More, please...
Yellow Knophofias
I love mass plantings - lots of one thing in one place. That's why I cram seven pansy plants into one pot - to get that flowering pansy 'afro' hairdo look. And that's why I get cross - only four Alliums flowered in the perennials Garden last month. This month - only seven yellow Kniphofia flowers. I want many, many more. Much, much more! More! More of more! Please...
Saturday 9th January
It's greediness, I guess. OK, so I'm the grabbing gardener at the nursery sale who scoops up all the pots of striped Canna lilies, when surely just one or three would do.
My garden does its own mass plantings, too. Look at all the happy little seedling Calendulas - I love them all! My garden should be completely orange in a few months time. And the perennial blue Agastache, which always produces more and more seedlings.
Blue Agastache
On the less desirable side, it's a wonderful summer for sticky willy, AKA Cleavers. Thanks to the birds, plus my own compost, this creepy weed is popping up everywhere. Oh well. It's annual, and easy to pull out. Nature (specifically the wind) is also providing me with truckloads of gum bark off the huge Eucalyptus trees - the fattest of strips, which I'm collecting and piling in a heap by the fence. Enough!
- Sally Holmes :
- Meet Sally Holmes, one of my favourite country roses.
When I was given seven Sally Holmes roses I planted them all together in one squashed row - I'm so glad I did that, rather than dot them here and there in garden gaps. Their first flowering is in summer-proper, so they need dead-heading all at once, and today I've done just that. I've also trimmed the spent flowers off the lavenders (again planted close in little rows) by the dog kennels. My fingers smell gorgeous!
Happy Hikers at Ryde Falls
Thinking back to my less than generous yellow-hot-pokers, there's the most gorgeous photograph of a mass planting of the ho-hum common orange ones (which I'd expect to bulk out and spread) in my library book on Irish Gardens. I hope the species clump I've planted in the Welcome Garden can do this for me. By the way, I am now the lucky 'owner' of this book, thanks to Winnie who chewed through its spine and cover, bored, while I was having a Christmas afternoon snooze. Hmm... Naturally she picked the biggest, glossiest, most obviously library-bookish book to munch. Bored young dogs are expensive. I'm sure Rusty never did anything so rude...
A Hiking Day...
Yesterday my friend and I went hiking in the Mount Oxford Forest Park with Non-Gardening Partner. Nature was at her brilliant best on one of the slopes, mass-covered with ferns. In another sunnier spot there was a large grove of New Zealand Pepper trees (Horopito).
Shrub-Singles
More often than not the New Zealand bush is a mixture of shrub-singles, so one gets layers of different textures and shades of green. When one type of shrub repeats itself, so to speak, the look is rich and very calming - good for the soul as well as the eyes.

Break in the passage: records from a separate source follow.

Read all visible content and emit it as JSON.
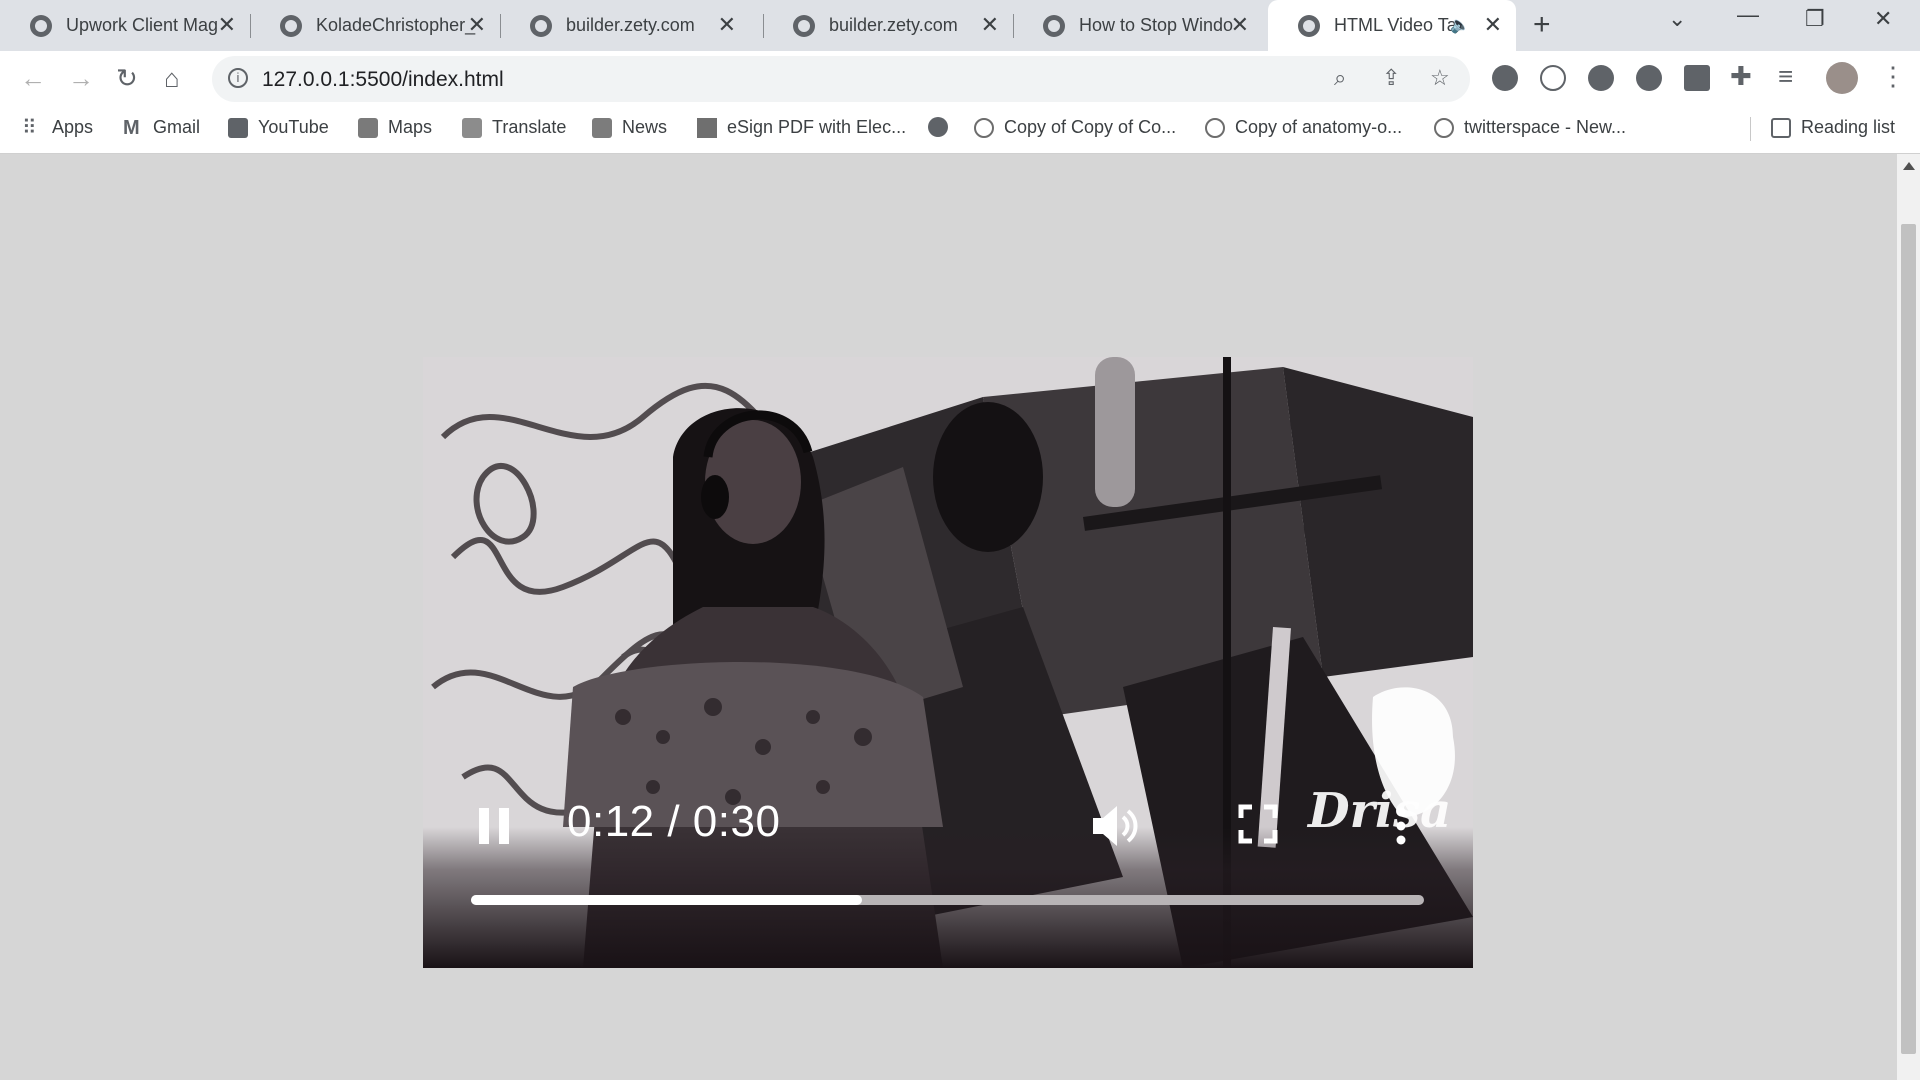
{
  "tabs": [
    {
      "title": "Upwork Client Mag"
    },
    {
      "title": "KoladeChristopher_"
    },
    {
      "title": "builder.zety.com"
    },
    {
      "title": "builder.zety.com"
    },
    {
      "title": "How to Stop Windo"
    },
    {
      "title": "HTML Video Ta",
      "active": true,
      "audio": true
    }
  ],
  "address_bar": {
    "url": "127.0.0.1:5500/index.html"
  },
  "bookmarks": [
    {
      "label": "Apps"
    },
    {
      "label": "Gmail"
    },
    {
      "label": "YouTube"
    },
    {
      "label": "Maps"
    },
    {
      "label": "Translate"
    },
    {
      "label": "News"
    },
    {
      "label": "eSign PDF with Elec..."
    },
    {
      "label": ""
    },
    {
      "label": "Copy of Copy of Co..."
    },
    {
      "label": "Copy of anatomy-o..."
    },
    {
      "label": "twitterspace - New..."
    }
  ],
  "reading_list": {
    "label": "Reading list"
  },
  "video": {
    "current_time": "0:12",
    "duration": "0:30",
    "time_display": "0:12 / 0:30",
    "progress_fraction": 0.41,
    "state": "playing",
    "watermark": "Drisa"
  }
}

Memo to self - I know this! I've planted lots of Astelias side by side, and they look wonderful. Yet having just one in a border, thus giving it 'accent', even 'architectural' status, is also a good look. In gardening, you see, there are always choices...
Hiking in Mount Oxford Forest
Already today I've potted up some Lettuce and Lobelia seedlings (lots) for the patio. I've 'done the dogs' and I'm about to trim the remaining Lavenders around the dog kennels. Overnight a whole new batch of gum bark fell down on the Frisbee Lawn, just in case I can't think what to do after that. Hmm...
Fat-Hens and Mrs Oakley Fishers...
There are also some lush mass-plantings of the weed called fat-hen, bit we won't go on about that. Certainly no photographs are allowed. But just for balance, let me record the following : in a moment of severe restraint, knowing that these shrubs could get large, I only planted two Mrs Oakley Fisher roses in the Allotment Garden. Just two!